El Niño is back !

"Un épisode El Niño est prévu pour la fin de l’année 2026, ce qui augmente les chances que l’année suivante, 2027, soit la prochaine année record". (Leon Hermanson, principal auteur du rapport de l’OMM).
Un nouvel événement El Niño est en train de se mettre en place et débutera très probablement à partir de l’été 2026 (Météo France - 15 mai 2026).

El Niño se manifeste par une hausse des températures de surface dans le centre et l’est du Pacifique équatorial. Il se produit d’ordinaire tous les deux à sept ans et dure environ neuf à douze mois. Le dernier épisode, en 2023 et 2024, avait fait de ces années les deux plus chaudes jamais enregistrées. Le phénomène cyclique affecte par effet domino le climat mondial pendant plusieurs mois.

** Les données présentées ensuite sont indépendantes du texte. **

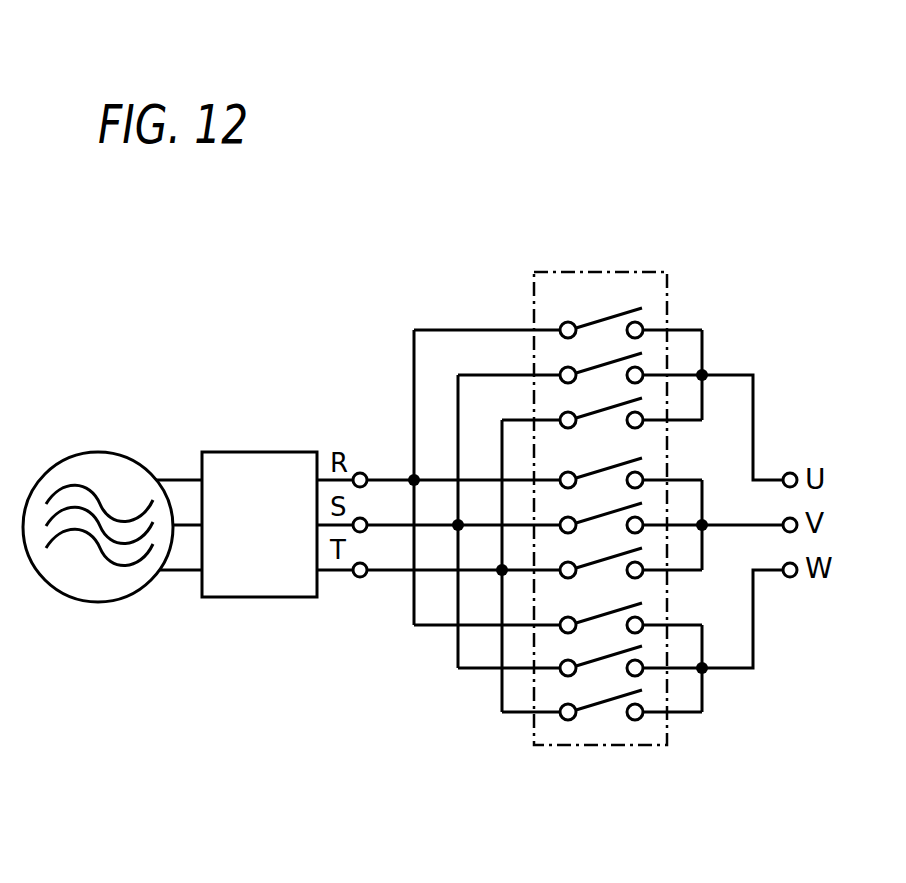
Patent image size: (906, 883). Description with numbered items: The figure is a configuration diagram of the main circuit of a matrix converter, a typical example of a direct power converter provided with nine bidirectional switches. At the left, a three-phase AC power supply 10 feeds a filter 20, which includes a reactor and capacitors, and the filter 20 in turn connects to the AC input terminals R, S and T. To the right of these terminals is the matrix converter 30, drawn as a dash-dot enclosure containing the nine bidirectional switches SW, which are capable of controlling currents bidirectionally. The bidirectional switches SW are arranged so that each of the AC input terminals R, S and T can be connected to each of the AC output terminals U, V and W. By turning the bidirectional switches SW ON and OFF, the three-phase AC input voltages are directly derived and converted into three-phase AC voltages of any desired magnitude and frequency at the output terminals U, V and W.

En règle générale, El Niño dérègle le climat de tout le Pacifique équatorial. Dans l’est de cette zone sur les côtes de l’Amérique du Sud, donc, les conditions météorologiques sont alors plus humides (car l’eau chaude s’évapore davantage, ce qui aboutit à des précipitations plus importantes). En revanche, dans l’Ouest de cette zone (en Indonésie ou en Australie), ce sont plutôt d’importantes sécheresses qui risquent de survenir.

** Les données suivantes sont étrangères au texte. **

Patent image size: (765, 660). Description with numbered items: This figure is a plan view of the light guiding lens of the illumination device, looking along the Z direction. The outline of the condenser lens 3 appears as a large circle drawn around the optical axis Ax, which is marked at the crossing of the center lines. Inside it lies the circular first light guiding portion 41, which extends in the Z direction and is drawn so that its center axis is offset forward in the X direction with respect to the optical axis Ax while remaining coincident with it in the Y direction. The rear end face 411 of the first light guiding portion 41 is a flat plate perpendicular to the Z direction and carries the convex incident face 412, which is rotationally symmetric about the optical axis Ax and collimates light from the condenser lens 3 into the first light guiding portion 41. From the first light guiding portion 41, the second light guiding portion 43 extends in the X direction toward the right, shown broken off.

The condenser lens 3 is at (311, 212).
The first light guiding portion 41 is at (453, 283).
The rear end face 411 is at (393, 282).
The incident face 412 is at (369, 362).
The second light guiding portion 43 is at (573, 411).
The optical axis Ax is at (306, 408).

Dans certains cas, El Niño est aussi responsable d’excédents pluviométriques importants en Californie ou en Afrique de l’Est. De très nombreux autres secteurs de la bande tropicale peuvent également être affectés. Ses impacts sur l’Europe sont en revanche très faibles, voire inexistants.
Enfin, comme El Niño réchauffe fortement l’atmosphère du très grand Pacifique équatorial, il influe également fortement sur la température moyenne mondiale. Une influence qui pourrait mener à ce qu’un nouveau record soit battu.
Super El Niño ...!?
Ces dernières semaines, plusieurs experts s’inquiètent de la formation d’un "super El Niño", avec des conséquences encore plus accablantes pour la planète. Ce terme non scientifique "désigne généralement des épisodes pour lesquels les anomalies de températures de surface de la mer dépassent les 2°C", souligne Météo-France(Nouvelle fenêtre). En 2015-2016, "les +2,5°C ont même été franchis", rappellent les experts Jeff Masters et Bob Henson sur le site Yale Climate Connections(Nouvelle fenêtre), qui dépend de la prestigieuse université américaine. "L’anomalie sous-marine que nous observons jusqu’à présent" va dans le même sens, a expliqué début mai à l’AFP Peter van Rensch, climatologue à l’université Monash, en Australie.